В Кабуле командую я. Поехали, мы должны торопиться.
Золотистые глаза Малко позеленели. Это был плохой признак.
– Я могу сорвать ваши планы, – пригрозил он.
Красивый профиль Сэндса чуть дрогнул.
– Если я действительно увижу, что вы собираетесь это сделать, то применю к вам меры физического воздействия, – сказал он.
Он сделал особое ударение на слове «физического». Малко раздумывал в течение нескольких секунд. Он попал в тупик. Правильнее будет согласиться и постараться сделать так, чтобы потери оказались минимальными. Ничего не ответив, он поехал дальше.
Они не обменялись ни единым словом до самой виллы американца. Тот вышел из машины вместе с Якубом.
– Встретимся в посольстве. Постарайтесь, чтобы за вами не было слежки.
Малко уехал, не пожав Сэндсу руки. Холодный цинизм американца противоречил его моральным нормам. Он знал, что существуют высшие государственные интересы. Но отказывался идти ради них на все.
– Так о чем это я говорил вчера вечером? – спросил он нарочито веселым голосом. Биргитта перестала намыливаться.
– О чем ты спрашиваешь?
Он загасил сигарету о стенку душа.
– Так о чем это я говорил, когда отправился в «путешествие»?
Он страшно не любил это выражение. Молодая немка нахмурила брови, выразив этим искреннее удивление.
– Я, что, помню, что ли, – ответила она раздраженно. – Я тоже отправилась в «путешествие»... И какое это имеет значение?
Пильц пытался придать своим словам легковесность и продолжил, не глядя на нее:
– Я не знаю твоего приятеля. Я выполняю очень важную работу. И излишняя болтливость может для меня оказаться очень опасной.
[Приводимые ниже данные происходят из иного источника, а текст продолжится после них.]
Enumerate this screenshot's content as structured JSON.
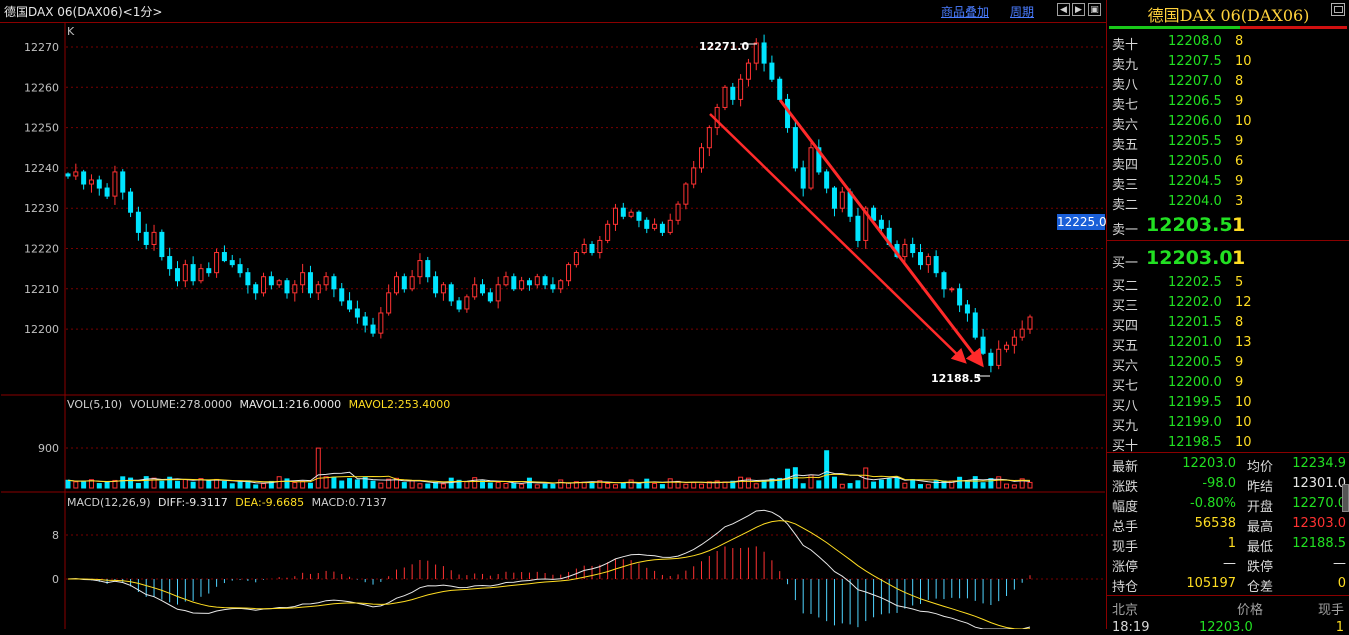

Эта опасность, связанная с излишней болтливостью, волновала Биргитту так же мало, как воспоминания о ее первом любовнике. Она машинально продолжала мыться, пытаясь вспомнить, что же было вчера вечером. Пильц настойчиво продолжал спрашивать:
– Кто этот блондин? Что он делает в Кабуле?
– Мне кажется, он журналист, – недовольным тоном ответила Биргитта. Сейчас он начнет спрашивать ее, спала она с ним или нет. Если она ответит «нет», то он скажет, что она врет, и начнется обычная перебранка.
– Что, журналист?!
Челюсть Курта отвисла. Он не любил журналистов. Они всегда старались узнать то, что он так тщательно скрывал...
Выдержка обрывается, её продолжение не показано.